Chapter 33 — Dependency Injection in NestJS
📖 Definition
Dependency Injection (DI) is a design pattern in which a class declares the dependencies it needs (usually in the constructor) and the framework supplies them at runtime, instead of the class instantiating them directly.
🔍 Why DI?
| Without DI | With DI |
|---|---|
| Class creates its own deps → tight coupling | Class accepts deps → loose coupling |
| Hard to swap (e.g., mock in tests) | Easy to swap implementations |
| Singletons managed manually | Container manages lifetimes |
NestJS has a built-in IoC (Inversion of Control) container that:
- Reads constructor parameter types (via TypeScript metadata).
- Looks up matching providers in the module graph.
- Instantiates and injects them.
💻 Code Example — Provider + Injection
// user.repository.ts
@Injectable()
export class UserRepository {
findById(id: string) { /* … */ }
}
// user.service.ts
@Injectable()
export class UserService {
constructor(private readonly repo: UserRepository) {} // ← injected
get(id: string) {
return this.repo.findById(id);
}
}
// user.controller.ts
@Controller("users")
export class UserController {
constructor(private readonly service: UserService) {} // ← injected
@Get(":id")
get(@Param("id") id: string) {
return this.service.get(id);
}
}
// user.module.ts
@Module({
controllers: [UserController],
providers: [UserService, UserRepository],
})
export class UserModule {}Nest sees UserController needs UserService, which needs UserRepository. It instantiates them in order and injects.
💻 Code Example — Provider Types
// 1. Class provider (default)
{ provide: UserService, useClass: UserService }
// Shortcut: just UserService
// 2. Value provider
{ provide: "CONFIG", useValue: { apiKey: "abc" } }
// 3. Factory provider
{
provide: "DB_CONNECTION",
useFactory: async (config: ConfigService) => {
return await connectDb(config.get("DB_URL"));
},
inject: [ConfigService],
}
// 4. Existing (alias)
{ provide: "USER_SVC", useExisting: UserService }💻 Code Example — Injecting by Token
@Module({
providers: [
{ provide: "STRIPE_KEY", useValue: process.env.STRIPE_KEY },
],
exports: ["STRIPE_KEY"],
})
export class ConfigModule {}
@Injectable()
export class PaymentService {
constructor(@Inject("STRIPE_KEY") private readonly key: string) {}
}💻 Code Example — Scopes
@Injectable({ scope: Scope.DEFAULT }) // singleton — default
@Injectable({ scope: Scope.REQUEST }) // new instance per HTTP request
@Injectable({ scope: Scope.TRANSIENT }) // new instance per consumer
export class UserService { /* … */ }- DEFAULT — best performance; share across all requests.
- REQUEST — useful when you need per-request state (current user, tenant id).
- TRANSIENT — for utility classes that should never be shared.
💻 Code Example — Module Sharing
@Module({
providers: [DbConnection, UserRepository],
exports: [UserRepository], // ← visible to importers
})
export class DbModule {}
@Module({
imports: [DbModule], // ← brings UserRepository into scope
providers: [UserService],
})
export class UserModule {}If a provider isn't exports-ed, it's private to its module.
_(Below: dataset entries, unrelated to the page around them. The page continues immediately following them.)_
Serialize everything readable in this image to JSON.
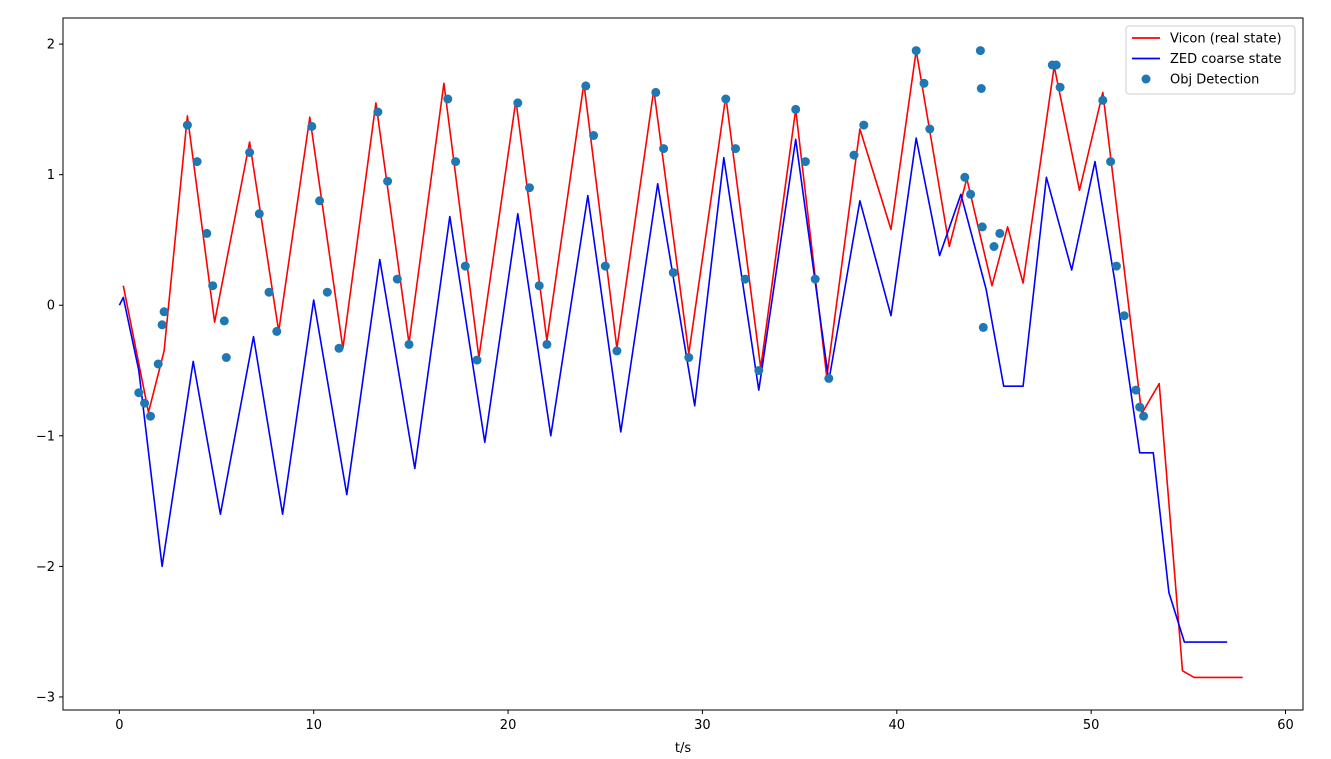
{
  "chart_data": {
    "type": "line",
    "title": "",
    "xlabel": "t/s",
    "ylabel": "",
    "xlim": [
      -2.9,
      60.9
    ],
    "ylim": [
      -3.1,
      2.2
    ],
    "xticks": [
      0,
      10,
      20,
      30,
      40,
      50,
      60
    ],
    "xtick_labels": [
      "0",
      "10",
      "20",
      "30",
      "40",
      "50",
      "60"
    ],
    "yticks": [
      -3,
      -2,
      -1,
      0,
      1,
      2
    ],
    "ytick_labels": [
      "−3",
      "−2",
      "−1",
      "0",
      "1",
      "2"
    ],
    "grid": false,
    "legend_position": "top-right",
    "series": [
      {
        "name": "Vicon (real state)",
        "kind": "line",
        "color": "#ff0000",
        "x": [
          0.2,
          1.5,
          2.3,
          3.5,
          4.9,
          6.7,
          8.2,
          9.8,
          11.5,
          13.2,
          14.9,
          16.7,
          18.5,
          20.4,
          22.0,
          23.9,
          25.6,
          27.5,
          29.3,
          31.2,
          33.0,
          34.8,
          36.4,
          38.1,
          39.7,
          41.0,
          42.7,
          43.6,
          44.9,
          45.7,
          46.5,
          48.1,
          49.4,
          50.6,
          52.6,
          53.5,
          54.7,
          55.3,
          57.8
        ],
        "y": [
          0.15,
          -0.82,
          -0.35,
          1.45,
          -0.13,
          1.25,
          -0.2,
          1.44,
          -0.33,
          1.55,
          -0.29,
          1.7,
          -0.4,
          1.57,
          -0.27,
          1.7,
          -0.33,
          1.65,
          -0.37,
          1.6,
          -0.48,
          1.5,
          -0.55,
          1.35,
          0.58,
          1.95,
          0.45,
          0.97,
          0.15,
          0.6,
          0.17,
          1.83,
          0.88,
          1.63,
          -0.83,
          -0.6,
          -2.8,
          -2.85,
          -2.85
        ]
      },
      {
        "name": "ZED coarse state",
        "kind": "line",
        "color": "#0000ff",
        "x": [
          0.0,
          0.2,
          1.0,
          2.2,
          3.8,
          5.2,
          6.9,
          8.4,
          10.0,
          11.7,
          13.4,
          15.2,
          17.0,
          18.8,
          20.5,
          22.2,
          24.1,
          25.8,
          27.7,
          29.6,
          31.1,
          32.9,
          34.8,
          36.5,
          38.1,
          39.7,
          41.0,
          42.2,
          43.3,
          44.6,
          45.5,
          46.5,
          47.7,
          49.0,
          50.2,
          51.2,
          52.5,
          53.2,
          54.0,
          54.8,
          57.0
        ],
        "y": [
          0.0,
          0.06,
          -0.5,
          -2.0,
          -0.43,
          -1.6,
          -0.24,
          -1.6,
          0.04,
          -1.45,
          0.35,
          -1.25,
          0.68,
          -1.05,
          0.7,
          -1.0,
          0.84,
          -0.97,
          0.93,
          -0.77,
          1.13,
          -0.65,
          1.27,
          -0.58,
          0.8,
          -0.08,
          1.28,
          0.38,
          0.85,
          0.12,
          -0.62,
          -0.62,
          0.98,
          0.27,
          1.1,
          0.2,
          -1.13,
          -1.13,
          -2.2,
          -2.58,
          -2.58
        ]
      },
      {
        "name": "Obj Detection",
        "kind": "scatter",
        "color": "#1f77b4",
        "x": [
          1.0,
          1.3,
          1.6,
          2.0,
          2.2,
          2.3,
          3.5,
          4.0,
          4.5,
          4.8,
          5.4,
          5.5,
          6.7,
          7.2,
          7.7,
          8.1,
          9.9,
          10.3,
          10.7,
          11.3,
          13.3,
          13.8,
          14.3,
          14.9,
          16.9,
          17.3,
          17.8,
          18.4,
          20.5,
          21.1,
          21.6,
          22.0,
          24.0,
          24.4,
          25.0,
          25.6,
          27.6,
          28.0,
          28.5,
          29.3,
          31.2,
          31.7,
          32.2,
          32.9,
          34.8,
          35.3,
          35.8,
          36.5,
          37.8,
          38.3,
          41.0,
          41.4,
          41.7,
          43.5,
          43.8,
          44.3,
          44.35,
          44.4,
          44.45,
          45.0,
          45.3,
          48.0,
          48.2,
          48.4,
          50.6,
          51.0,
          51.3,
          51.7,
          52.3,
          52.5,
          52.7
        ],
        "y": [
          -0.67,
          -0.75,
          -0.85,
          -0.45,
          -0.15,
          -0.05,
          1.38,
          1.1,
          0.55,
          0.15,
          -0.12,
          -0.4,
          1.17,
          0.7,
          0.1,
          -0.2,
          1.37,
          0.8,
          0.1,
          -0.33,
          1.48,
          0.95,
          0.2,
          -0.3,
          1.58,
          1.1,
          0.3,
          -0.42,
          1.55,
          0.9,
          0.15,
          -0.3,
          1.68,
          1.3,
          0.3,
          -0.35,
          1.63,
          1.2,
          0.25,
          -0.4,
          1.58,
          1.2,
          0.2,
          -0.5,
          1.5,
          1.1,
          0.2,
          -0.56,
          1.15,
          1.38,
          1.95,
          1.7,
          1.35,
          0.98,
          0.85,
          1.95,
          1.66,
          0.6,
          -0.17,
          0.45,
          0.55,
          1.84,
          1.84,
          1.67,
          1.57,
          1.1,
          0.3,
          -0.08,
          -0.65,
          -0.78,
          -0.85
        ]
      }
    ]
  }
}
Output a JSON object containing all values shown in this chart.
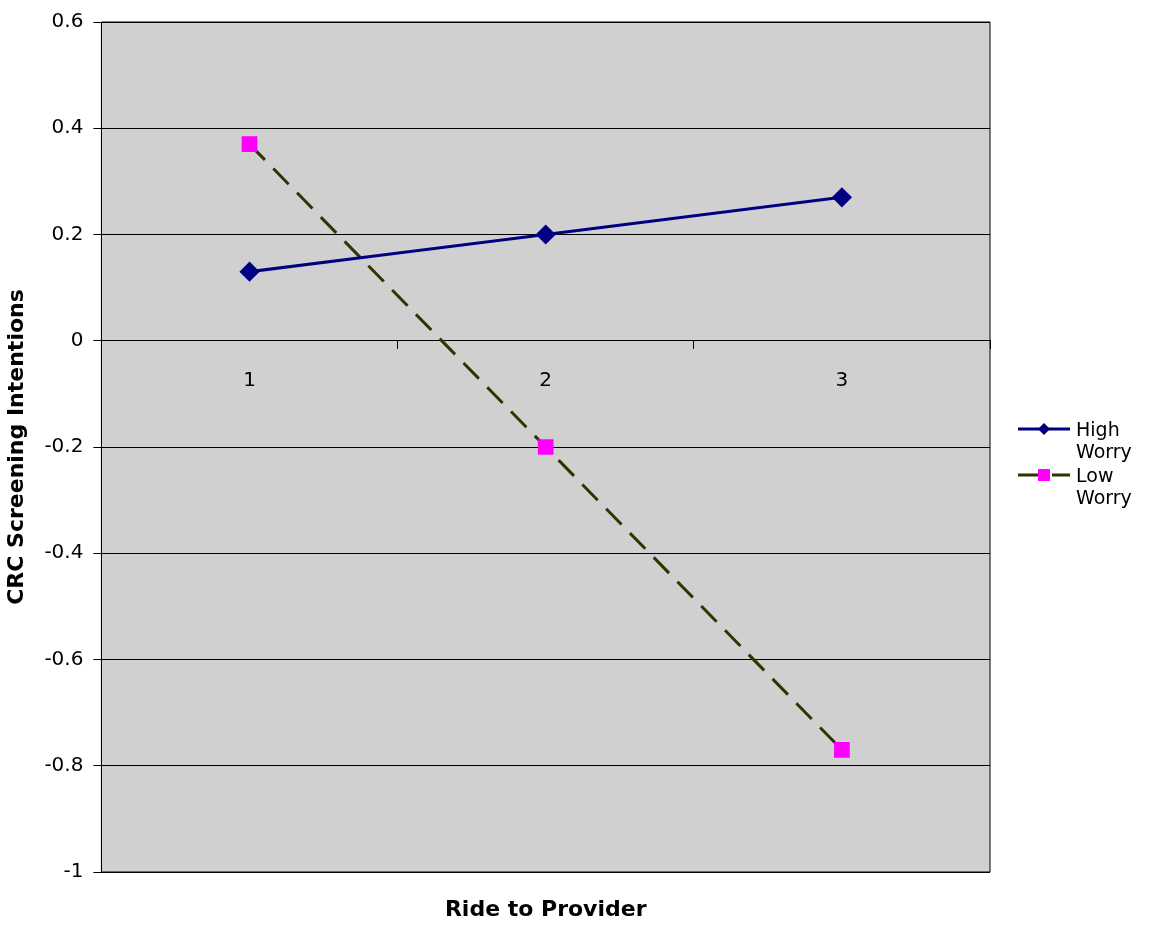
{
  "chart_data": {
    "type": "line",
    "xlabel": "Ride to Provider",
    "ylabel": "CRC Screening Intentions",
    "categories": [
      "1",
      "2",
      "3"
    ],
    "series": [
      {
        "name": "High Worry",
        "color": "#000080",
        "values": [
          0.13,
          0.2,
          0.27
        ],
        "marker": "diamond",
        "line_style": "solid"
      },
      {
        "name": "Low Worry",
        "color": "#333300",
        "colors": [
          "#ff00ff",
          "#ff00ff",
          "#ff00ff"
        ],
        "values": [
          0.37,
          -0.2,
          -0.77
        ],
        "marker": "square",
        "line_style": "dashed"
      }
    ],
    "ylim": [
      -1,
      0.6
    ],
    "yticks": [
      -1,
      -0.8,
      -0.6,
      -0.4,
      -0.2,
      0,
      0.2,
      0.4,
      0.6
    ],
    "grid": "y",
    "legend": "right"
  }
}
💻 Code Example — Global Module
@Global()
@Module({
providers: [LoggerService],
exports: [LoggerService],
})
export class LoggerModule {}
// Now LoggerService is available everywhere without importing LoggerModule.Use sparingly — global modules can obscure dependencies.
💻 Code Example — Mocking in Tests
const module = await Test.createTestingModule({
controllers: [UserController],
providers: [
UserService,
{ provide: UserRepository, useValue: { findById: jest.fn().mockReturnValue({ id: "1", name: "Mock" }) } },
],
}).compile();
const ctrl = module.get<UserController>(UserController);
expect(await ctrl.get("1")).toEqual({ id: "1", name: "Mock" });💻 Code Example — Circular Dependencies
@Injectable()
export class A {
constructor(@Inject(forwardRef(() => B)) private readonly b: B) {}
}
@Injectable()
export class B {
constructor(@Inject(forwardRef(() => A)) private readonly a: A) {}
}⚠️ Circular deps are a smell. Prefer extracting shared logic into a third class.
🌍 Real-World Impact
- DI makes large codebases maintainable; one service can be reused across HTTP, GraphQL, queue workers, CLI.
- Tests become trivial — inject mocks.
- The Nest module graph mirrors your domain — each feature is one module.
🎯 Likely Interview Questions
- What is Dependency Injection?
- What's an
@Injectable()? - What are the provider types in NestJS?
- What are scopes?
- How do you handle circular dependencies? —
forwardRef, or restructure to break the cycle.